San Cayetano nació en Italia, quedo huérfano desde muy pequeño, su Padre murió en la guerra y su Madre se desvivió por su educación, realizó sus estudios en la Universidad de Padua, años más tarde viajó a Roma llegando a ser secretario del Papa Julio II, y notario de la Santa Sede. Se ordenó sacerdote a los 33 años, fundó una comunidad de los Padres Teatinos dedicados a llevar una vida más santa y entregada a la Iglesia, en su pensamiento siempre se esforzó por llevar a quienes encontraba a su paso, para que iniciaran el camino de la conversión, en ese tiempo Martin Lutero se reveló contra la Iglesia Católica y muchos sacerdotes quisieron seguir a Lutero, pero San Cayetano les decía que para reformar la Iglesia había que reformarse a uno mismo, renunció a sus bienes, y también a unas fincas que un señor rico le había ofrecido para el sustento de él y sus compañeros, creo una asociación que prestaba dinero a los pobres por bajos intereses llamada Montes de Piedad, cuando repartían todas las provisiones, él iva hasta el Santísimo y Dios le proveía siempre con comida, murió pronunciando a Jesucristo.

Evangelio del día

San Mateo 16, 13-23

En aquel tiempo, al llegar a la región de Cesarea de Filipo, Jesús preguntó a sus discípulos:
«¿Quién dice la gente que es el Hijo del hombre?».

Ellos contestaron:
«Unos que Juan Bautista, otros que Elías, otros que Jeremías o uno de los profetas».

Él les preguntó:
«Y vosotros, ¿quién decís que soy yo?».

Simón Pedro tomó la palabra y dijo:
«Tú eres el Mesías, el Hijo de Dios vivo».

Jesús le respondió:
«¡Bienaventurado tú, Simón, hijo de Jonás!, porque eso no te lo ha revelado ni la carne ni la sangre, sino mi Padre que está en los cielos.

Ahora yo te digo: tú eres Pedro, y sobre esta piedra edificaré mi Iglesia, y el poder del infierno no la derrotará.

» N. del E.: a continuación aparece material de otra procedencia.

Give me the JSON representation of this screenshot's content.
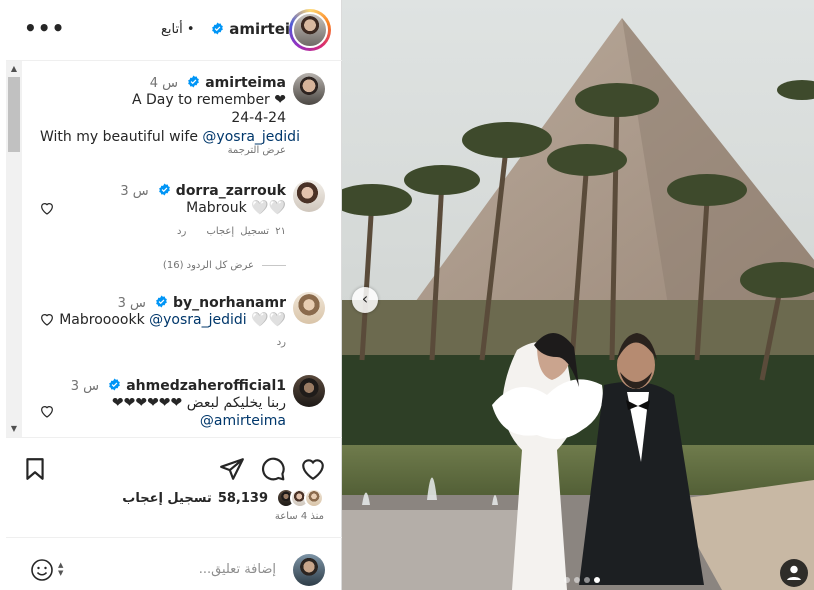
{
  "header": {
    "username": "amirteima",
    "follow_label": "• أتابع",
    "more_label": "•••"
  },
  "caption": {
    "username": "amirteima",
    "time": "4 س",
    "line1": "A Day to remember ❤",
    "line2": "24-4-24",
    "line3_prefix": "With my beautiful wife ",
    "mention": "@yosra_jedidi",
    "translate": "عرض الترجمة"
  },
  "comments": [
    {
      "username": "dorra_zarrouk",
      "time": "3 س",
      "text": "Mabrouk 🤍🤍",
      "likes": "٢١ تسجيل إعجاب",
      "reply": "رد",
      "view_replies": "عرض كل الردود (16)"
    },
    {
      "username": "by_norhanamr",
      "time": "3 س",
      "text_prefix": "Mabrooookk ",
      "mention": "@yosra_jedidi",
      "text_suffix": " 🤍🤍",
      "reply": "رد"
    },
    {
      "username": "ahmedzaherofficial1",
      "time": "3 س",
      "text": "ربنا يخليكم لبعض ❤❤❤❤❤❤",
      "mention": "@amirteima"
    }
  ],
  "actions": {
    "likes_count": "58,139",
    "likes_label": "تسجيل إعجاب",
    "time_ago": "منذ 4 ساعة"
  },
  "comment_box": {
    "placeholder": "إضافة تعليق..."
  },
  "carousel": {
    "total": 4,
    "active_index": 3
  },
  "colors": {
    "verified": "#0095f6",
    "link": "#00376b",
    "muted": "#737373"
  }
}
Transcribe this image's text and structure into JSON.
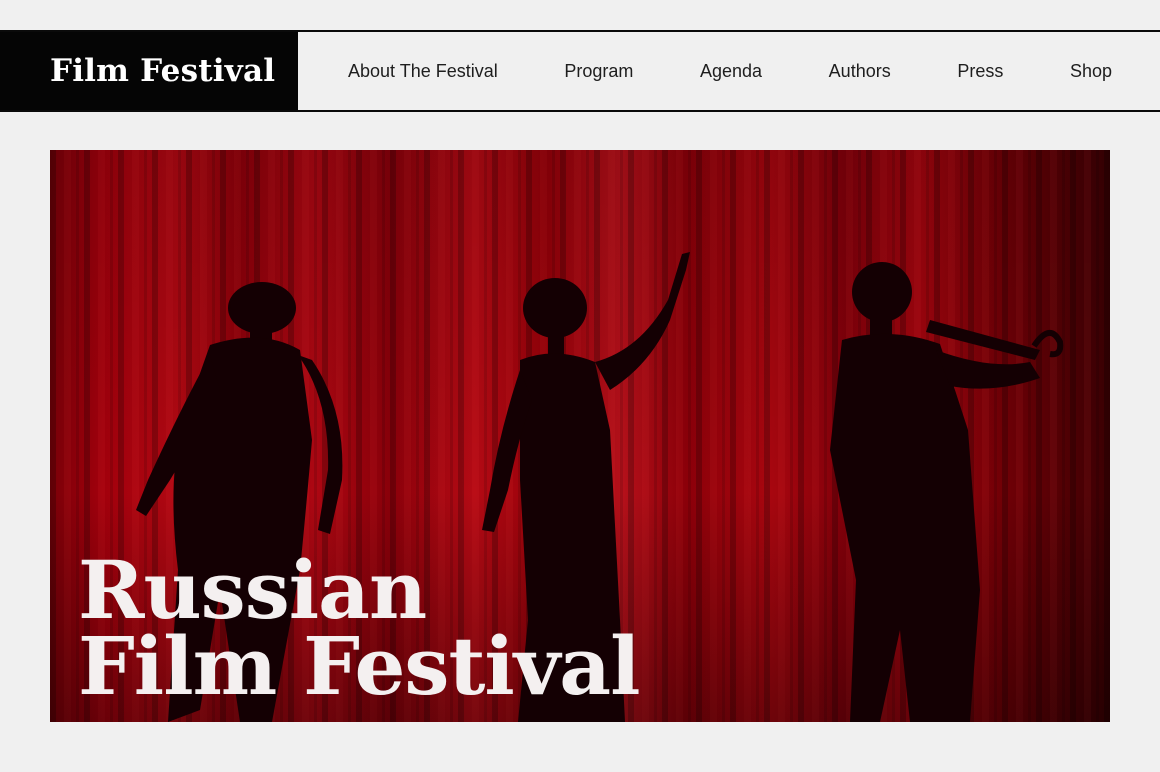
{
  "brand": {
    "logo_text": "Film Festival"
  },
  "nav": {
    "items": [
      {
        "label": "About The Festival"
      },
      {
        "label": "Program"
      },
      {
        "label": "Agenda"
      },
      {
        "label": "Authors"
      },
      {
        "label": "Press"
      },
      {
        "label": "Shop"
      }
    ]
  },
  "hero": {
    "title_line1": "Russian",
    "title_line2": "Film Festival",
    "image": "silhouettes-on-red-curtain-stage"
  },
  "colors": {
    "background": "#f0f0f0",
    "header_logo_bg": "#050505",
    "curtain_red": "#a4000c",
    "hero_text": "#f4f0f0"
  }
}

Te daré las llaves del reino de los cielos; lo que ates en la tierra, quedará atado en los cielo, y lo que desates en la tierra, quedará desatado en los cielos»

Y les mandó a los discípulos que no dijesen a nadie que él era el Mesías.

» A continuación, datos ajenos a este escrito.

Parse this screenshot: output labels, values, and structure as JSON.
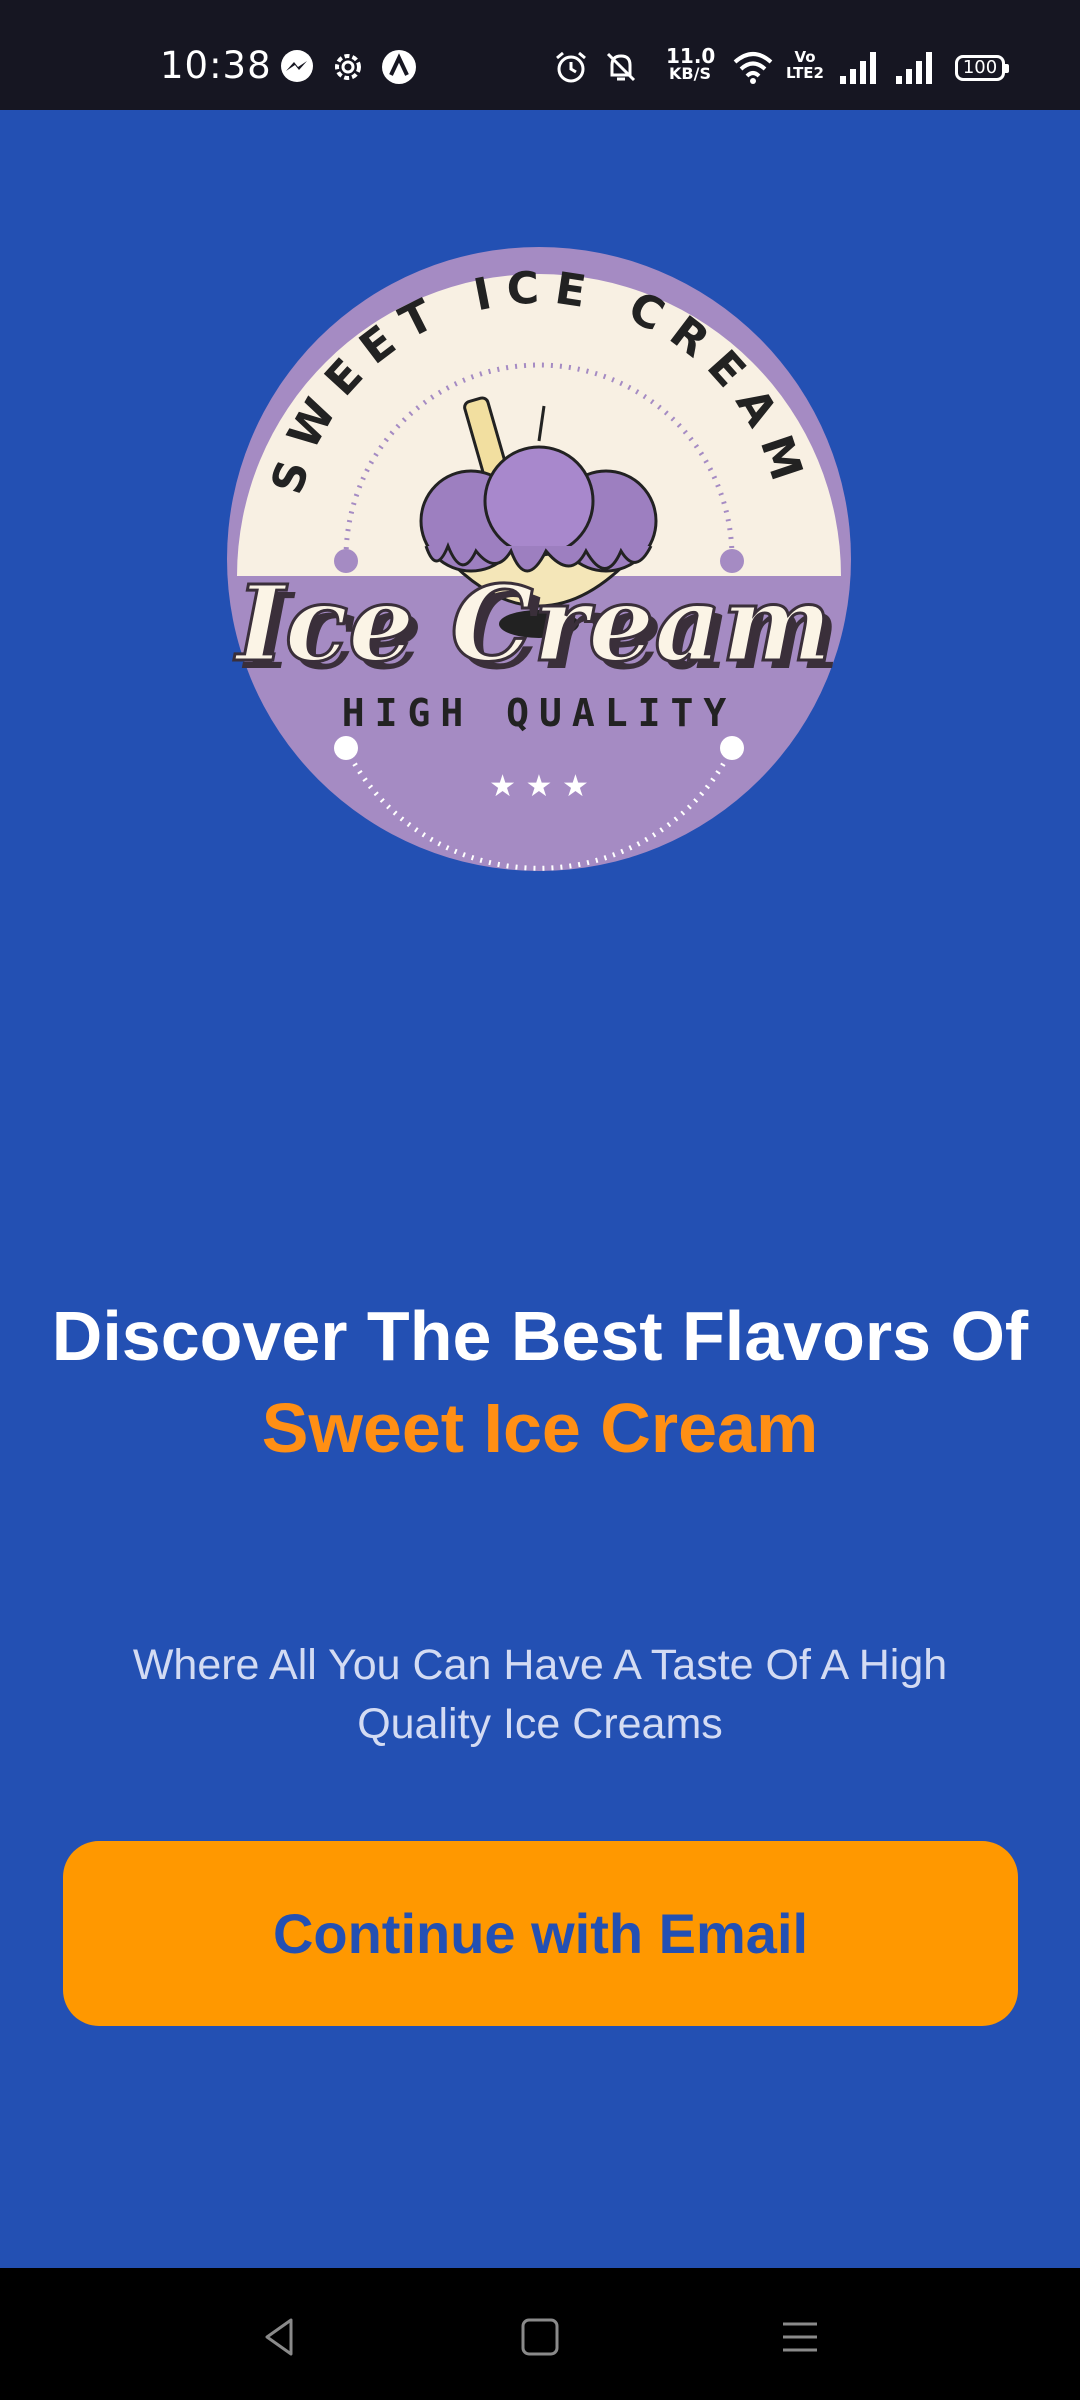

Desde entonces comenzó Jesús a manifestar a sus discípulos que tenía que ir a Jerusalén y padecer allí mucho por parte de los ancianos, sumos sacerdotes y escribas, y que tenía que ser ejecutado y resucitar al tercer día.

Pedro se lo llevó aparte y se puso a increparlo:
«¡Lejos de ti tal cosa, Señor! Eso no puede pasarte».

Jesús se volvió y dijo a Pedro:
«¡Ponte detrás de mí, Satanás! Eres para mí piedra de tropiezo, porque tú piensas como los hombres, no como Dios».

Palabra del Señor

  • Como Cristianos católicos estamos llamados a expandir la Iglesia de Cristo fundada en los apóstoles, nuestra obediencia a ella nos permite atender lo que el papa León XIV como sucesor de Pedro nos anuncia, que inspirado por el Espíritu Santo trabaja por la continuidad de llevar la buena nueva de salvación a todos los rincones del mundo, debemos ser constantes en la oración para que las fuerzas del mal no opaquen el mensaje de Jesucristo ante las comunidades cristianas y los no creyentes, y también para que Dios fortalezca a quienes anuncian sin cansancio el mensaje de Jesús, mantenernos en una sola fe que inicio desde la elección de la primera comunidad de discípulos y nosotros en la del sacramento del bautismo, nuestro deber sea  defenderla en un mundo que resiste a escuchar las palabras de Jesús contenidas en la santa biblia y la tradición de los apóstoles.
  • Nuestro aporte a la iglesia católica debe basarse en obras de fidelidad, respeto a las doctrinas que profesamos, el vivir una experiencia con Jesús y atraer nuestros hermanos para que también la tengan, porque recordemos que lo que vivimos y sentimos en nuestras parroquias es lo que reflejamos a los demás,  esforzarnos por llegar a la santidad como lo hizo Pedro es una meta por la que debemos trabajar día a día, y para iniciarla nunca es tarde, ¡es hoy!.

PRÁCTICA DIARIA

  • Orar con devoción el Credo todas las noches.
  • San Cayetano le escribía a un amigo: «Me siento sano del cuerpo pero enfermo del alma, al ver cómo Cristo espera la conversión de todos, y son tan poquitos los que se mueven a convertirse». Y este era el más grande anhelo de su vida: que las gentes empezaran a llevar una vida más de acuerdo con el santo Evangelio.»